Re: Home Shopping and Energy Consumption
I've thought a lot about it, too, and here is my current theory: I figure that, with small items, particularly if you use the USPS option where you don't get a discrete delivery, it's probably more efficient to buy things and have them delivered. Things like books and CDs and such, especially if you know just what you want and aren't likely to find it the first place you look. The post office likely does have very efficient solutions for shipping standard, relatively small packages like that, and they're coming to your house anyway. Also, the farther away you live from major retailers, the more efficient it'll be to have things delivered.
However, particularly with larger and more funny-shaped items, with commonly available goods, and with things that would be delivered discretely by FedEx or UPS, it's probably more efficient to let the supply chain do most of the delivery, sending the goods to some local outlet by the most efficient means possible, rather than carving out a unique and one-time only path to deliver something to you, and cutting out the time when the driver leaves the truck idling to hand you your package and all that. I mean, if the manufacturer ships 80 gazillion electronic gadgets every day, they're likely to have worked out the best and most economic at least solution for delivering a sufficient supply of those gadgets to a big-box retailer in yoru area, making that more efficient than having your CD player or whatever shipped individually. Does that make sense? Do I ask if I'm making sense too much? I remember being really bothered by this during the dot-com boom. I mean, I could not imagine how it could ever be more efficient to order dog food and stuff like that online. It's really things like that that I meant to address. Things where you just do the last mile delivery, from a nearby store to your home, in your hopefully energy efficient car, picking up multiple items at once like you do at a grocery store.
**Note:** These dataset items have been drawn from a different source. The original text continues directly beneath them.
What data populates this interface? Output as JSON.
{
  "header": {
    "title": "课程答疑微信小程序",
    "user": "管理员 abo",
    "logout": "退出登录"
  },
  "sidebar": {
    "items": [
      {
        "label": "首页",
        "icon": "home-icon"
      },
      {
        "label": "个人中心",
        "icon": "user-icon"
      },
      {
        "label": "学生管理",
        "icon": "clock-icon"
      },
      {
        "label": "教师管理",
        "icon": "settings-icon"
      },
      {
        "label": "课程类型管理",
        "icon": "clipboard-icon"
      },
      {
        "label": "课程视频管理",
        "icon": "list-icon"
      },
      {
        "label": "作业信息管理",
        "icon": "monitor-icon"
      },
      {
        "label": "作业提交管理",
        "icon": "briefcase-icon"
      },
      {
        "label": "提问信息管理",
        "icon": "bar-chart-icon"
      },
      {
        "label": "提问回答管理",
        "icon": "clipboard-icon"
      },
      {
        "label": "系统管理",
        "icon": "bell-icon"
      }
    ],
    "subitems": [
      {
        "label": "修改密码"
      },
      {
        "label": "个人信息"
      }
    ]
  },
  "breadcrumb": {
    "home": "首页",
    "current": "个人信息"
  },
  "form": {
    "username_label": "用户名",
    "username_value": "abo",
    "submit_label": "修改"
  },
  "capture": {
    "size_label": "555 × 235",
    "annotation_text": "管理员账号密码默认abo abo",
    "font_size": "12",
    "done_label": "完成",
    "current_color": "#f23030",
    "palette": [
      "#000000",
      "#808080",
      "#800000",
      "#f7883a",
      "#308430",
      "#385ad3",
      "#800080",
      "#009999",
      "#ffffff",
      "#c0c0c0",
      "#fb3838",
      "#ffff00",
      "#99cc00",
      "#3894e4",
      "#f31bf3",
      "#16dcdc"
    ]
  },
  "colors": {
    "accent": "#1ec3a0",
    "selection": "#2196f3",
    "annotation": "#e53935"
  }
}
With things like that, I think it does make more sense economically and environmentally to use a delivery model where product A is delivered en masse to outlet B, using a known and likely well-honed delivery method, leaving just the last mile delivery to end users C through Z, as opposed to the less efficient model where product A is delivered discretely to locations C through Z via unique, single-use paths. I would draw a picture of this, because I don't think I'm explaining it very clearly. Does that make sense? Do I ask that too much? Do I ask if I ask if I'm making sense too much too much?
And certainly sometimes, it makes sense on an individual basis to order something online if you want something very specific, if you'd end up driving all over town trying to track it down, or hell, even if it saves you a lot of money or trouble. I just bought a CD player online because I wanted something pretty specific, and I was able to get exactly what I needed for over 50% off through an online retailer. Idling delivery truck and all. I just decided, in that case, to go all Tragedy of the Commons on all of y'alls asses, putting my own desires ahead of the overall environmental cost and stuff. I just try not to make a habit of it is all.
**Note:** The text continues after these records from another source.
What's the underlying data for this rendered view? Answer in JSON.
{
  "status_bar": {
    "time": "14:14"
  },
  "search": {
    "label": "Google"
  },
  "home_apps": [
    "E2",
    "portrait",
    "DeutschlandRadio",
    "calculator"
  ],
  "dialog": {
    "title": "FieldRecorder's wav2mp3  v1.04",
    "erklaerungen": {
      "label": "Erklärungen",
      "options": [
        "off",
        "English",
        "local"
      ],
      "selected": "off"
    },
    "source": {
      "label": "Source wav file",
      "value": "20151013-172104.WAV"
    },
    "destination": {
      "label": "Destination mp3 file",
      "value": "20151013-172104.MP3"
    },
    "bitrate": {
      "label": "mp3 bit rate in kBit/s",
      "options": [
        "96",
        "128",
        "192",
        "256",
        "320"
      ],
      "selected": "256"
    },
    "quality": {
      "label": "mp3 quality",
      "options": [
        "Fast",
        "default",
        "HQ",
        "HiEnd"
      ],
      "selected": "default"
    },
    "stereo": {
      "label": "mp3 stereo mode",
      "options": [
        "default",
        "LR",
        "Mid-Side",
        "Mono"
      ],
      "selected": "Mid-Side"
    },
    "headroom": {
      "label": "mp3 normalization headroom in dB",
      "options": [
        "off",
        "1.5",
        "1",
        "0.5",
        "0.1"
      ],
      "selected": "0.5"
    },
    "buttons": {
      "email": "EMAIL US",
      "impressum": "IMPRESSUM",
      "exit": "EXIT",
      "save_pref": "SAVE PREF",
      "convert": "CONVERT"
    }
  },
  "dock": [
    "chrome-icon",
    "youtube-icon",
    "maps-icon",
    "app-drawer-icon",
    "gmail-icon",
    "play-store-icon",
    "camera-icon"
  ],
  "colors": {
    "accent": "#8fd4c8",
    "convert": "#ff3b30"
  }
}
Anyway, believe it or not, I actually do try to figure this shit out in my head before I buy something. I never buy staples online, but I almost always buy rare or hard to find media or anything I would have to drive very far for online. Unless it's something I would have to try on or otherwise eyeball in person. Everything else I pretty much try to do the math on discretely, and I do kind of waffle and tweak my formulas a lot, and I consider other factors as well. For example, I actually do not go to WalMart for any number of reasons unrelated to my crackpotty supply chain theories. I do drive all the way into Boulder on summer weekends to buy fresh produce at the farmer's market because the price, quality, and small business supporting to me outweighs the delivery method considerations. I have milk delivered to my door once a week for similar reasons, and because I appreciate the humane conditions the dairy provides their cows (I can go visit them grazing in their fields), they don't use hormones, and they reuse their glass bottles. Also even a little bit because I like that some skinny old hippy who signs his name 'Milkman Bill' sneaks up in the middle of the night and leaves milk in the box, like some kind of crazy elf.
Also, I actually never go to WalMart because of other considerations, including that it smells funny and I try to avoid the kind of nasty exploitative shit they specialize in. I was just saying that as an example, but all of a sudden, I felt like clearing it up. I go to Target and grocery stores and stuff, though.
Can you tell that, when I'm not sure if I'm explaining something sufficiently, I just explain it more times? Is that annoying? Do I ask too many dumb parenthetical fourth-wall kind of meta-"How'm I doing" kind of questions like that? Am I bugging you? Cause I'm not touching you. How could I be bothering you if I'm not touching you?